# Why is $\lim_{n \to +\infty }{\sqrt[n]{a_1 a_2 \cdots a_n}} =\lim_{n \to +\infty}{a_n}$

Solving some problems regarding limits and sequence convergence, i stumbled upon a task, and it's solution relies on, and i quote: "We now use a well-known theorem : $$\lim_{n \to +\infty }{\sqrt[n]{a_1 a_2 \ldots a_n}} = \lim_{n \to +\infty}{a_n}$$

This isn't really intuitive (at least to me) and I don't know how to prove it. The original task was to find the limit of $$\lim_{n \to +\infty }{\sqrt[n]{\bigg{(}1+\frac{1}{1}\bigg{)} \bigg{(}1+\frac{1}{2}\bigg{)}^2 \ldots \bigg{(}1+\frac{1}{n}\bigg{)}^n}}$$ which of course, using the expression above is just $e$.
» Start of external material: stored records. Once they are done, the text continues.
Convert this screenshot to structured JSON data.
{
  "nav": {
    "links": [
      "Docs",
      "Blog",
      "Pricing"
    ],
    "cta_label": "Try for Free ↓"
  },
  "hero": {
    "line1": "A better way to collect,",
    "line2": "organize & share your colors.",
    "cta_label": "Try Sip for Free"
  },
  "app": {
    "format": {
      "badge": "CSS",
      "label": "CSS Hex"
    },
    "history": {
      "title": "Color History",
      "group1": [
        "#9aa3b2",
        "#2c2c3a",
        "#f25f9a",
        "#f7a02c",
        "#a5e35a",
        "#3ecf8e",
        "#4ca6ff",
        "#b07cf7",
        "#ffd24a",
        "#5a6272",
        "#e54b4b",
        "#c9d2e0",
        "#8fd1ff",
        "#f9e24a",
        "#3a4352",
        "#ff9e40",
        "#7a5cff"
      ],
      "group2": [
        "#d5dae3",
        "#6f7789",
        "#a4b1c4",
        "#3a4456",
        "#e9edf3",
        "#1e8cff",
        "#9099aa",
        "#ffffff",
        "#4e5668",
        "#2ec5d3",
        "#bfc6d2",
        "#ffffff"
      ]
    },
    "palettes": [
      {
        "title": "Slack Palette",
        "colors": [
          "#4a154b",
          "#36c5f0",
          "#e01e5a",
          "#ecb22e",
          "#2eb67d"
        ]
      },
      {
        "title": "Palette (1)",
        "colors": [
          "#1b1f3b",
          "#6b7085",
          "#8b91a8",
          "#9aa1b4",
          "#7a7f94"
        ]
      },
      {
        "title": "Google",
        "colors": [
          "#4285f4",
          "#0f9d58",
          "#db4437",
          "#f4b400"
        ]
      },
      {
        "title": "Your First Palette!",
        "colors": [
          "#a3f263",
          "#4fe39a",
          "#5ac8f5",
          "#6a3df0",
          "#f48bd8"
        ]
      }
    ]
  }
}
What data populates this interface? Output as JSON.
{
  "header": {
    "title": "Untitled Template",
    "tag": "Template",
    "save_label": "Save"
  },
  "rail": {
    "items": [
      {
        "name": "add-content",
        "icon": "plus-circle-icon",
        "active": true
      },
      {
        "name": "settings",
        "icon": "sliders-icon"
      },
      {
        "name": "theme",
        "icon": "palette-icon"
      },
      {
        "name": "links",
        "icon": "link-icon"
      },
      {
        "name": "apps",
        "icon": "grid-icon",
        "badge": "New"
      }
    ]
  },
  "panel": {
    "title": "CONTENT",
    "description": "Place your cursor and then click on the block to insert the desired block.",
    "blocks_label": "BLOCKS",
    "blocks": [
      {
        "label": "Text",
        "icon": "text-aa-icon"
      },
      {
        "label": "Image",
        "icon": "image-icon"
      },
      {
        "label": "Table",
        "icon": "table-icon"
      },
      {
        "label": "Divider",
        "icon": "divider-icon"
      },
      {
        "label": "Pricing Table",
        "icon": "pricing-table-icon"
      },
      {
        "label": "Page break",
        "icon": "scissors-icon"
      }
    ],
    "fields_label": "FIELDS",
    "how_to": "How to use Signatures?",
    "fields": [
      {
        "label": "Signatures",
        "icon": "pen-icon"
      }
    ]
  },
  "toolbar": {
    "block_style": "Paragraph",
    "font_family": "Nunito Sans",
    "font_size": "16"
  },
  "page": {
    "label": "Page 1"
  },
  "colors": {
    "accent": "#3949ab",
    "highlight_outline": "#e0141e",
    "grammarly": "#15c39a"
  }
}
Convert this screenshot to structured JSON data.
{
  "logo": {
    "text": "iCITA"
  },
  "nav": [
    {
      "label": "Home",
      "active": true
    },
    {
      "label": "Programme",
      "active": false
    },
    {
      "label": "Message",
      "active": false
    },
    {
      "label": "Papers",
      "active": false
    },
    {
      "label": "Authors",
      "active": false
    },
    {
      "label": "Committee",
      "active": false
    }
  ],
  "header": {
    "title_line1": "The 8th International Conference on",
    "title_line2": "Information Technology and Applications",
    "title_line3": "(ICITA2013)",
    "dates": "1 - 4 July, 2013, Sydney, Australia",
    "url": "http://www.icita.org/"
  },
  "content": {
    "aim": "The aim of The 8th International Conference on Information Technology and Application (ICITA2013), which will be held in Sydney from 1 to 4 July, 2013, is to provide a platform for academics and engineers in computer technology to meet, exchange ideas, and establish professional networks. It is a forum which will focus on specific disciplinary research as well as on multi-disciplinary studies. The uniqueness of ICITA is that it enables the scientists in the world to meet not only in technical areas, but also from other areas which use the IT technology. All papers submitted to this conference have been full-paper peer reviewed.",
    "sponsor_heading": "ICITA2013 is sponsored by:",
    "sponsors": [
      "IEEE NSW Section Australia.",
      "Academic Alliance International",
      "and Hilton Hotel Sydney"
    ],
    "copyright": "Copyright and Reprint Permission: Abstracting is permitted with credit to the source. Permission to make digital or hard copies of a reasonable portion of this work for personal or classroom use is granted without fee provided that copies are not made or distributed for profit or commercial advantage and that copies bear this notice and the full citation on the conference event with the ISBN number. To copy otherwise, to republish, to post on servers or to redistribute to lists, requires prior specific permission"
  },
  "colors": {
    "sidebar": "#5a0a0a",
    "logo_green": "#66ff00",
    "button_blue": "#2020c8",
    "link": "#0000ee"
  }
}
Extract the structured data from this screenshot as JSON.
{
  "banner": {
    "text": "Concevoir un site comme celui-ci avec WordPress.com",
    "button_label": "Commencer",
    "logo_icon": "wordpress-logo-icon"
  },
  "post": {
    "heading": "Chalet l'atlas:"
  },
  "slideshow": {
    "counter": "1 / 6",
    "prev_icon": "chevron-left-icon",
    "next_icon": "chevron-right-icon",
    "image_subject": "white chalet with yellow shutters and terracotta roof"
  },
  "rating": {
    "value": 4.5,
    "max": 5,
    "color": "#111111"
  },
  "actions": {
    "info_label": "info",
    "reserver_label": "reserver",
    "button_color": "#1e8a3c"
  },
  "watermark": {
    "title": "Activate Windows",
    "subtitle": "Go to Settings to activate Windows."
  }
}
• may I ask you which book you found this task in? I'm asking because it appeared among our exercise tasks and I still don't know how to prove this theorem (if it really is a theorem). It would really help me because I'm a first-year student and there are a very few books available in my mother-tongue. Dec 21, 2019 at 8:33
• The hypothesis $a_n>0$ should be stated.
– zhw.
Jan 5, 2020 at 17:52
• This question is a possible duplicate of yours. May 28, 2020 at 0:16
• You need to assume more than just $a_n\gt0$ for all $n$. For example, if $$a_n= \begin{cases} 1&\text{if n is odd}\\ 2&\text{if n is even} \end{cases}$$ then $\lim_{n\to\infty}\sqrt[n]{a_1a_2\cdots a_n}=\sqrt2$ but $\lim_{n\to\infty}a_n$ does not exist. May 28, 2020 at 0:48

$$\lim_{n\rightarrow \infty} \frac{1}{n}\sum_1^n a_i = \lim_{n\rightarrow \infty} a_n.$$
Take the log of the $n$-root, and applied the Cesaro theorem to it, showing that it will converge to the log of $(a_n)_n$'s limit. Take the exp to finish.